10-11-2007, 02:15 AM
East Side VIP
Join Date: Jan 2007
Re: Tommy Hearns vs. Oscar De La Hoya
Originally Posted by Robbi
De La Hoya's chin wasn't tested to the same degree because he started off three divisions below Hearns, who quite obviously faced more physically imposing fighters. Hagler, Barkley, Andries, etc.
The biggest fighter De La Hoya ever shared a ring with was Hopkins, which wasn't a bombs away affair like Hagler v Hearns. He was KO'd with a bodyshot, but he never matched up to Hopkins physically the way Hearns did with Hagler. De La Hoya to his credit took Hopkins' head shots with no problem.
Hearns was in with harder hitters because he could carry the weight up past middleweight and hold his own with the opponents he squared off with as he had power as his equalizer. Roldan, Andries, and Hill among others. De La Hoya clearly never fought opponents with a comparable size because he had limits on how many divisions he could move up.
As Hearns moved up in weight, his chin did not get any stronger. He had the same chin at 147 as at 175.
De La Hoya fought some very good punchers and was never stopped. Quartey, Trinidad, Mosley, and Vargas.

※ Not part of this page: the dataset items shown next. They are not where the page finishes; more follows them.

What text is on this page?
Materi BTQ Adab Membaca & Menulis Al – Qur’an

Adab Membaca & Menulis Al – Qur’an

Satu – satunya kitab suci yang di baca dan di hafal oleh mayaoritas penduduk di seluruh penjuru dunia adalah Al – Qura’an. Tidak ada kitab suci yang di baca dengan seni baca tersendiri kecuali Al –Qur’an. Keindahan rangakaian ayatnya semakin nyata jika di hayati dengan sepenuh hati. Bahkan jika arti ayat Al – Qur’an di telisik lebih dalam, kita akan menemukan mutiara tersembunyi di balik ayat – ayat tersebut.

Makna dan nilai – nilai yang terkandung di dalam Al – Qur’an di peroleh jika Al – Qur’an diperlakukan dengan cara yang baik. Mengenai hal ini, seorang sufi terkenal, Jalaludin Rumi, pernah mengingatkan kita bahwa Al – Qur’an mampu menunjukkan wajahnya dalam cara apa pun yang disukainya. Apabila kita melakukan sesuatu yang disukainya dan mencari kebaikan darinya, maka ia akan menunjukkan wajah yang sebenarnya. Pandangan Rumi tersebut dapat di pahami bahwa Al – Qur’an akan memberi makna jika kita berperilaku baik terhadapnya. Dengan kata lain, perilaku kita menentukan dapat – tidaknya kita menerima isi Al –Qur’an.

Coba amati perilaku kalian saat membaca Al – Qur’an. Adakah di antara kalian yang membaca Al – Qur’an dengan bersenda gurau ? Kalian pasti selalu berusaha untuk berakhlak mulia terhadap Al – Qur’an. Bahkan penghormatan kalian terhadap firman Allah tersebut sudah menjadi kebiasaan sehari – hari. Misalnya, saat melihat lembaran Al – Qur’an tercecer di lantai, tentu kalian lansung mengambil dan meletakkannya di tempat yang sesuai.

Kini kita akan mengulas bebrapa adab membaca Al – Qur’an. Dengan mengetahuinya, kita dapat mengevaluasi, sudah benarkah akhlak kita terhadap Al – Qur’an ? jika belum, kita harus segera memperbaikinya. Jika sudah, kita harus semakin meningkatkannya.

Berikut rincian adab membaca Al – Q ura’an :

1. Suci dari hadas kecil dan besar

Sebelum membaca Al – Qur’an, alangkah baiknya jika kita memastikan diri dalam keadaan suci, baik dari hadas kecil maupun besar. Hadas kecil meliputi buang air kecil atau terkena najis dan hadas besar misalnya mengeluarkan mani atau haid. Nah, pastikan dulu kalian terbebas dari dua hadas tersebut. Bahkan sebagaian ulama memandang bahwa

That he did (IMO he beat all four of them, with Quartey being his closest call). Of those four, Tito hits the hardest. In fact, Tito was the hardest hitter Oscar ever faced. Frankly, Tito's power doesn't approach Haggler's*or Hill's.
Not only was Hearns stopped more times than De La Hoya, but he was also wobbled and hurt during fights on more occassions than De La Hoya as well.
Other than by Ray Leonard (who did it in a round Oscar never reached, 14, where fatigue was a factor) Hearns was never KO'd or wobbled at 147.
If a man keeps fighting past 47 years old, and at over three stone above where he began, you can expect him to get wobbled occasionally.
It doesn't reflect on his chin at 147.